Para dar garantias nesta matéria, os produtos poderão candidatar-se ao “Reconhecido Sabor do Ano”, uma iniciativa realizada há dez anos em França e que foi agora trazida para Portugal pela Trynetwork.
Simultaneamente, o projecto está a ser implementado na Bélgica e, em breve, em Espanha.
Para usar o símbolo nas suas embalagens, as marcas terão de se inscrever no concurso e submeter-se a análises físico-químicas para aferir a sua qualidade e se os ingredientes correspondem ao divulgado.
Depois vem a prova final: os produtos serão avaliados pelos consumidores.
Em Portugal, serão cerca de 10 mil pessoas a dar notas a produtos de várias categorias (no primeiro ano esperam-se que sejam entre 30 a 40, num total de 70 produtos).
Todos os testes serão feitos pelo Instituto Superior de Agronomia, da Universidade Técnica de Lisboa, e pela Escola Superior de Biotecnologia do Porto (Universidade Católica).
José Borralho, responsável pelo projecto em Portugal, afirmou que este símbolo têm impacto na notoriedade e nas vendas.
Em França, este símbolo tem uma notoriedade espontânea entre a população de 57%, subindo para 82% quando as idades se situam entre os 25 e os 34 anos.
“O símbolo é também um incentivo à compra, com 77% das pessoas a afirmarem que têm vontade de experimentar qualquer produto com este selo, pela qualidade associada e comunicada.”
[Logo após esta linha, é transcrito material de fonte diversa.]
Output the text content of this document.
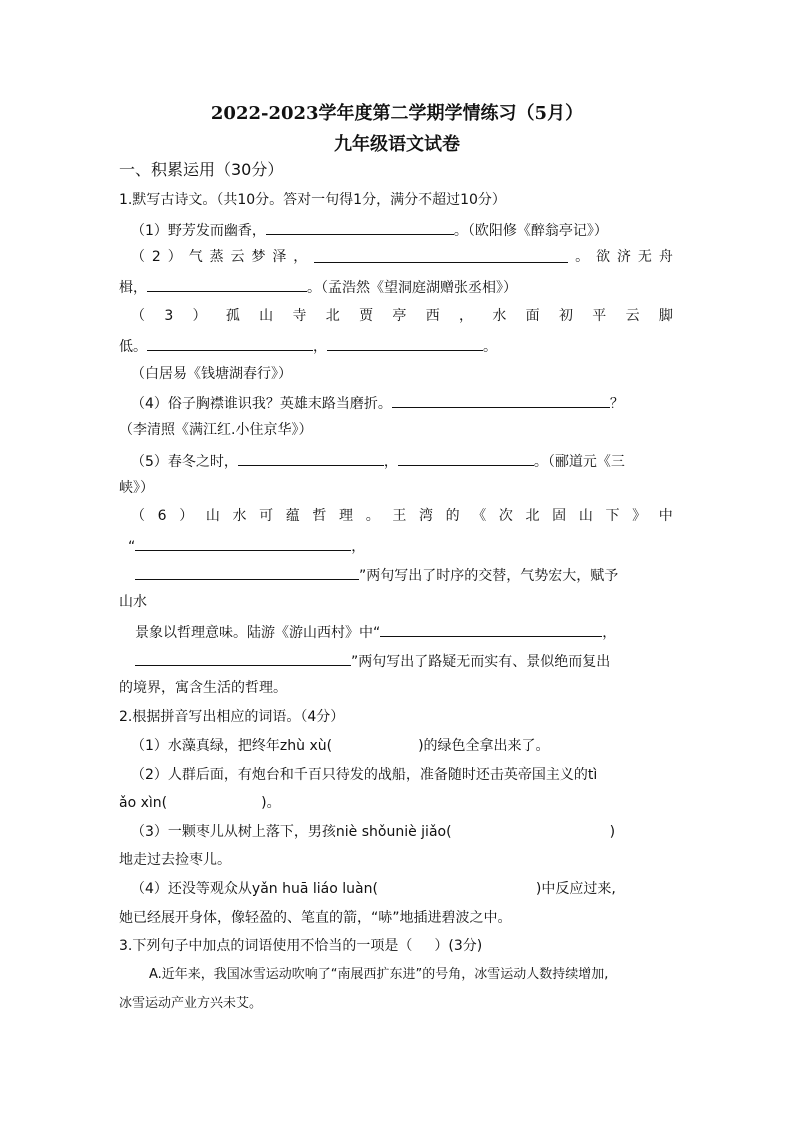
2022-2023学年度第二学期学情练习（5月）
九年级语文试卷
一、积累运用（30分）
1.默写古诗文。（共10分。答对一句得1分，满分不超过10分）
（1）野芳发而幽香，	。（欧阳修《醉翁亭记》）
（ 2 ） 气 蒸 云 梦 泽 ，	。 欲 济 无 舟
楫，	。（孟浩然《望洞庭湖赠张丞相》）
（ 3 ） 孤 山 寺 北 贾 亭 西 ， 水 面 初 平 云 脚
低。	，	。
（白居易《钱塘湖春行》）
（4）俗子胸襟谁识我？英雄末路当磨折。	？
（李清照《满江红.小住京华》）
（5）春冬之时，	，	。（郦道元《三
峡》）
（ 6 ） 山 水 可 蕴 哲 理 。 王 湾 的 《 次 北 固 山 下 》 中
“	，
”两句写出了时序的交替，气势宏大，赋予
山水
景象以哲理意味。陆游《游山西村》中“	，
”两句写出了路疑无而实有、景似绝而复出
的境界，寓含生活的哲理。
2.根据拼音写出相应的词语。（4分）
（1）水藻真绿，把终年zhù xù(	)的绿色全拿出来了。
（2）人群后面，有炮台和千百只待发的战船，准备随时还击英帝国主义的tì
ǎo xìn(	)。
（3）一颗枣儿从树上落下，男孩niè shǒuniè jiǎo(	)
地走过去捡枣儿。
（4）还没等观众从yǎn huā liáo luàn(	)中反应过来,
她已经展开身体，像轻盈的、笔直的箭，“哧”地插进碧波之中。
3.下列句子中加点的词语使用不恰当的一项是（ ）(3分)
A.近年来，我国冰雪运动吹响了“南展西扩东进”的号角，冰雪运动人数持续增加,
冰雪运动产业方兴未艾。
Entre as empresas que participaram nesta iniciativa em França, a Bonduelle referiu que as suas vendas aumentaram entre 20% a 40%.
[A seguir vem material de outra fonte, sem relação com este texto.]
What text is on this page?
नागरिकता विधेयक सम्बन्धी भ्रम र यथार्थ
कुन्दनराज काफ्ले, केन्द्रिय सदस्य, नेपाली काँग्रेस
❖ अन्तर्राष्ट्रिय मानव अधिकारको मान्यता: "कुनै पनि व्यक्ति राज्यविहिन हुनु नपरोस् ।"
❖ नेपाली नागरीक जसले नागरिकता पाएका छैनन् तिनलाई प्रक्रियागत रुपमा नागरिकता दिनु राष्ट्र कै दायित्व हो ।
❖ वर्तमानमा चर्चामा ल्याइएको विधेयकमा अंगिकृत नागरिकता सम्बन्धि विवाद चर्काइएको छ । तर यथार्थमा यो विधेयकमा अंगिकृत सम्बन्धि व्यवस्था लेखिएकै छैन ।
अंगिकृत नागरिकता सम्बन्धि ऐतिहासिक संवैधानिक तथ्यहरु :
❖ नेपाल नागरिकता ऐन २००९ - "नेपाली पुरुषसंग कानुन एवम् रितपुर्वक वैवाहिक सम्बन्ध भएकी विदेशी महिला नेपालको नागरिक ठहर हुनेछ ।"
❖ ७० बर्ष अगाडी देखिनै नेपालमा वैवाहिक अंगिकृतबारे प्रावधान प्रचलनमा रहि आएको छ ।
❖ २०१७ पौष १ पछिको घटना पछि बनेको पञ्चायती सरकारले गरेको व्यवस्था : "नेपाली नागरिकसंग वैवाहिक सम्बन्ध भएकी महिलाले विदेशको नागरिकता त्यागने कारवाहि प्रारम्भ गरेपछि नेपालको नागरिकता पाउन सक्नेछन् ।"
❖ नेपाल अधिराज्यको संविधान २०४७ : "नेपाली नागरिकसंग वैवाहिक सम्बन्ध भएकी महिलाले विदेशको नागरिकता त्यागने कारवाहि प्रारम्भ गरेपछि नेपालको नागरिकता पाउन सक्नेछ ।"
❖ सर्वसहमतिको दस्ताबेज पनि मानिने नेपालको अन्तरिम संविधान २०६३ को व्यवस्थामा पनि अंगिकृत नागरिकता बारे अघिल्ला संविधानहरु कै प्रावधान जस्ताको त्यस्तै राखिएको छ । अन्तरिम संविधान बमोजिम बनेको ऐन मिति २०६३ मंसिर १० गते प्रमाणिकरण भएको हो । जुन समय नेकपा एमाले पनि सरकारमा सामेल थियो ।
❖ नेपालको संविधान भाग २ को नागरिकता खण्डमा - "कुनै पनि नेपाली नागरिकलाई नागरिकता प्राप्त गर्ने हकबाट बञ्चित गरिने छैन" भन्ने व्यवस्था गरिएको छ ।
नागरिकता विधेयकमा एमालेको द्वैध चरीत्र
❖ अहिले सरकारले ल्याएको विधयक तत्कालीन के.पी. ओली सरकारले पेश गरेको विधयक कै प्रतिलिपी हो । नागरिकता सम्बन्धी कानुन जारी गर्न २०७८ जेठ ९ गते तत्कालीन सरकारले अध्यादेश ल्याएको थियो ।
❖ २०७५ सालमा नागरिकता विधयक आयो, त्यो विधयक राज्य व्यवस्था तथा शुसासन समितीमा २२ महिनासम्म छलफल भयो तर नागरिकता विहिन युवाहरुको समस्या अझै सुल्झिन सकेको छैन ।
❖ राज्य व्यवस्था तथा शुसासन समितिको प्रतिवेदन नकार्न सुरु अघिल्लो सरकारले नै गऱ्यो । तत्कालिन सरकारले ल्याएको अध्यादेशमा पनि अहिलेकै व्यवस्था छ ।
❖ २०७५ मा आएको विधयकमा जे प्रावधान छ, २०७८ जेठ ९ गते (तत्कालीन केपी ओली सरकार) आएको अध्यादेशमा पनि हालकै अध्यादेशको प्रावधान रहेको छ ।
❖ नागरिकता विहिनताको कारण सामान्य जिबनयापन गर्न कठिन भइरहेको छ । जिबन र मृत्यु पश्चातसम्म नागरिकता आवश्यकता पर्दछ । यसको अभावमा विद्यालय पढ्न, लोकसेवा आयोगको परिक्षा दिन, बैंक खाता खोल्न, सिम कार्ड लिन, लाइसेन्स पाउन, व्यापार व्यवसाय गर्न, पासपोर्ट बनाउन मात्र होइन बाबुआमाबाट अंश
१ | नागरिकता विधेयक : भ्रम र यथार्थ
Os chocolates Lindt foram “reconhecidos três vezes. Todas as vezes sentimos efeitos extremamente positivos junto dos clientes e na nossa credibilidade de qualidade. Isto traduz-se igualmente em vendas, tornando a Lindt a marca mais dinâmica do mercado”.
Questionado sobre uma possível sobreposição deste conceito como o do “Produto do Ano”, no qual José Borralho trabalhava até agora na empresa Peres n Partners, o responsável sustentou que são projectos distintos, embora admita que possam ser concorrentes em algumas situações.
“O “Produto do Ano” premeia a inovação e obriga a que o produto a concurso seja novo. Nos “Sabores do Ano” qualquer produto pode candidatar-se independentemente da sua data de lançamento”, sublinhou.
Embora o sabor seja o principal critério, os produtos serão também avaliados em termos de odor e textura.
O direito de utilização do símbolo, por um período de 14 meses, significa um investimento de oito mil euros por produto. Caso não chegue à final, o gasto fica-se pelos mil euros. As inscrições começam dia 12 e terminam a 15 de Julho.